Arlen Chase bazı tasarımlar için "Bunları daha önce hiç görmemiştik" diyor.
Araştırmacılar mezardaki bazı eserlerin, yine MS 350'lere tarihlenen diğer iki Caracol mezarındakilere çok benzediğini söylüyor. Bunlar arasında Meksika'nın orta kesiminden gelen yeşil obsidyen bıçaklar ve mızrak fırlatmak için kullanılan bir alet de vardı.
Ekip bu aletlerin genellikle Caracol'un 1200 kilometre uzağındaki Teotihuacán kentiyle ilişkilendirildiğini belirtiyor.

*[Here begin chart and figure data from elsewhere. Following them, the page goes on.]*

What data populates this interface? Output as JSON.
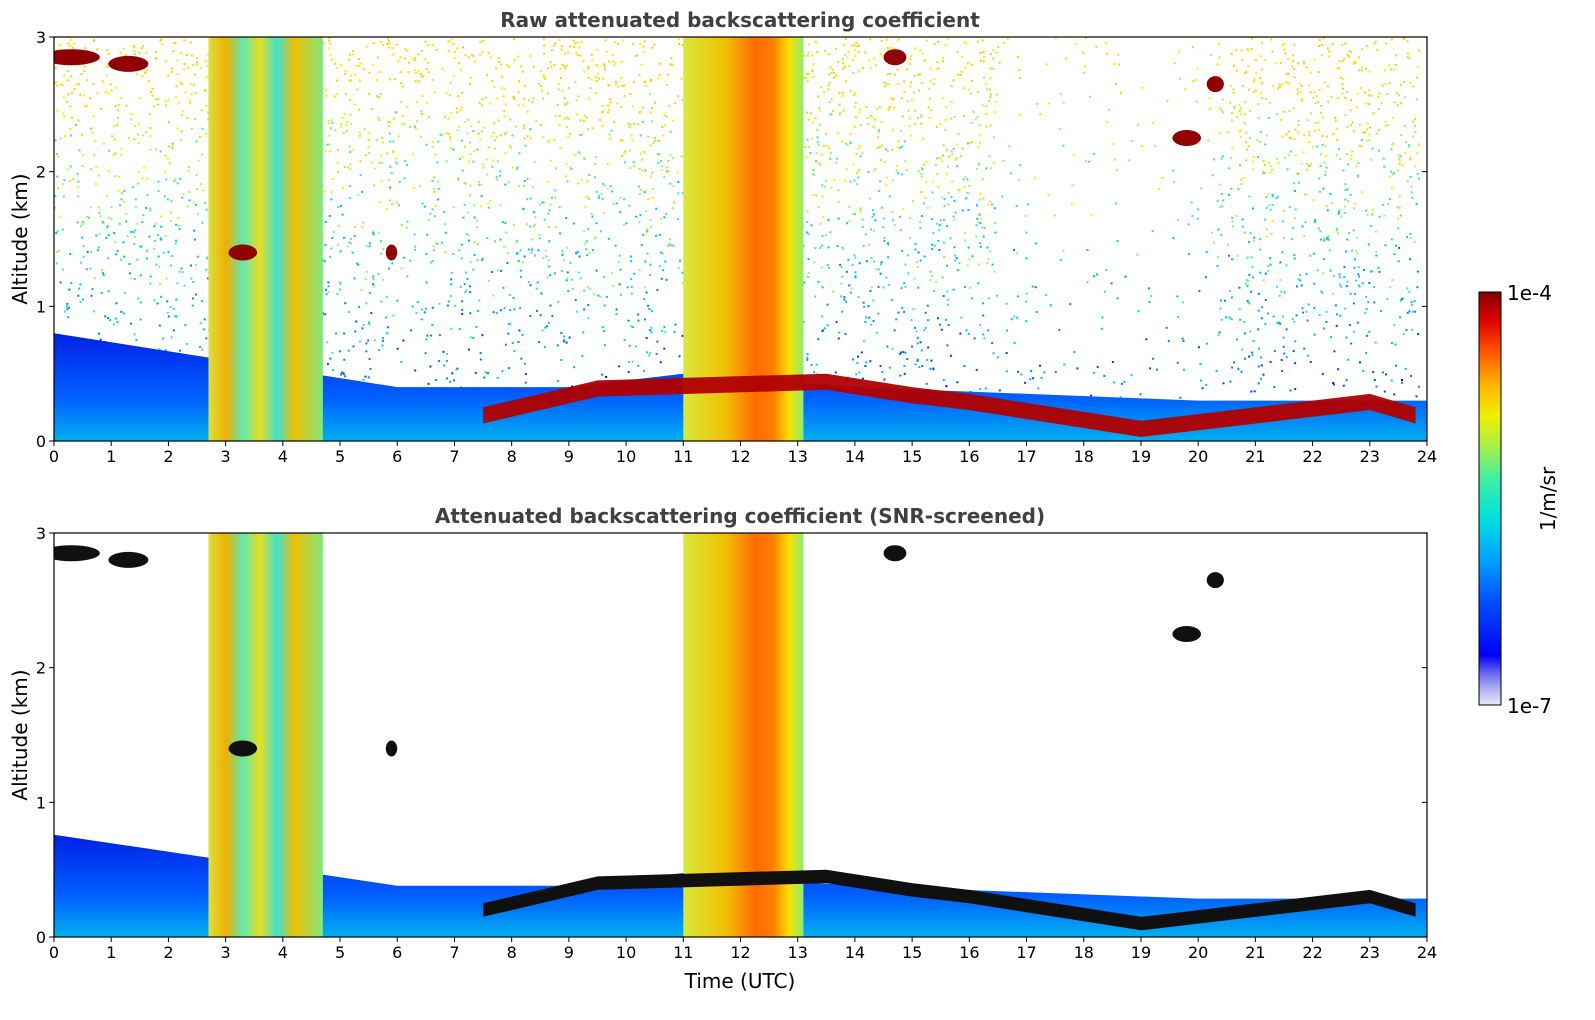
{
  "chart_data": [
    {
      "type": "heatmap",
      "title": "Raw attenuated backscattering coefficient",
      "xlabel": "",
      "ylabel": "Altitude (km)",
      "xlim": [
        0,
        24
      ],
      "ylim": [
        0,
        3
      ],
      "x_ticks": [
        "0",
        "1",
        "2",
        "3",
        "4",
        "5",
        "6",
        "7",
        "8",
        "9",
        "10",
        "11",
        "12",
        "13",
        "14",
        "15",
        "16",
        "17",
        "18",
        "19",
        "20",
        "21",
        "22",
        "23",
        "24"
      ],
      "y_ticks": [
        "0",
        "1",
        "2",
        "3"
      ],
      "scale": "log",
      "colormap": "jet",
      "features": {
        "aerosol_layer_top_km": [
          [
            0,
            0.8
          ],
          [
            3,
            0.6
          ],
          [
            6,
            0.4
          ],
          [
            9,
            0.4
          ],
          [
            11,
            0.5
          ],
          [
            14,
            0.4
          ],
          [
            20,
            0.3
          ],
          [
            22,
            0.3
          ],
          [
            24,
            0.3
          ]
        ],
        "dense_columns_utc": [
          [
            2.7,
            4.7
          ],
          [
            11.0,
            13.1
          ]
        ],
        "low_cloud_top_km": [
          [
            7.5,
            0.25
          ],
          [
            9.5,
            0.45
          ],
          [
            13.5,
            0.5
          ],
          [
            15,
            0.4
          ],
          [
            16,
            0.35
          ],
          [
            19,
            0.15
          ],
          [
            22,
            0.3
          ],
          [
            23,
            0.35
          ],
          [
            23.8,
            0.25
          ]
        ]
      }
    },
    {
      "type": "heatmap",
      "title": "Attenuated backscattering coefficient (SNR-screened)",
      "xlabel": "Time (UTC)",
      "ylabel": "Altitude (km)",
      "xlim": [
        0,
        24
      ],
      "ylim": [
        0,
        3
      ],
      "x_ticks": [
        "0",
        "1",
        "2",
        "3",
        "4",
        "5",
        "6",
        "7",
        "8",
        "9",
        "10",
        "11",
        "12",
        "13",
        "14",
        "15",
        "16",
        "17",
        "18",
        "19",
        "20",
        "21",
        "22",
        "23",
        "24"
      ],
      "y_ticks": [
        "0",
        "1",
        "2",
        "3"
      ],
      "scale": "log",
      "colormap": "jet"
    }
  ],
  "colorbar": {
    "label": "1/m/sr",
    "max_label": "1e-4",
    "min_label": "1e-7",
    "colors": [
      "#e8e8f8",
      "#b0b0f0",
      "#6060f0",
      "#0000f8",
      "#0050ff",
      "#00a0ff",
      "#00e0e0",
      "#40f0a0",
      "#a0f050",
      "#f0f000",
      "#ffb000",
      "#ff5000",
      "#e00000",
      "#800000"
    ]
  }
}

Chase çiftine göre bu durum iki kent arasındaki büyük mesafelere rağmen erken Maya halkının, Orta Meksika topluluklarıyla sanılandan onlarca yıl önce ilişki kurduğuna işaret ediyor. Te K'ab Chak zamanında Teotihuacán'dan Caracol'a yürümek muhtemelen en az 150 gün sürüyordu.
İkili, ellerindeki bulgulara dayanarak kentler arasında ticari ve diplomatik ilişkiler kurulduğunu düşünüyor. Öte yandan bazı uzmanlar net çıkarımlar yapmadan önce daha net kanıtlara ihtiyaç duyulduğunu belirtiyor.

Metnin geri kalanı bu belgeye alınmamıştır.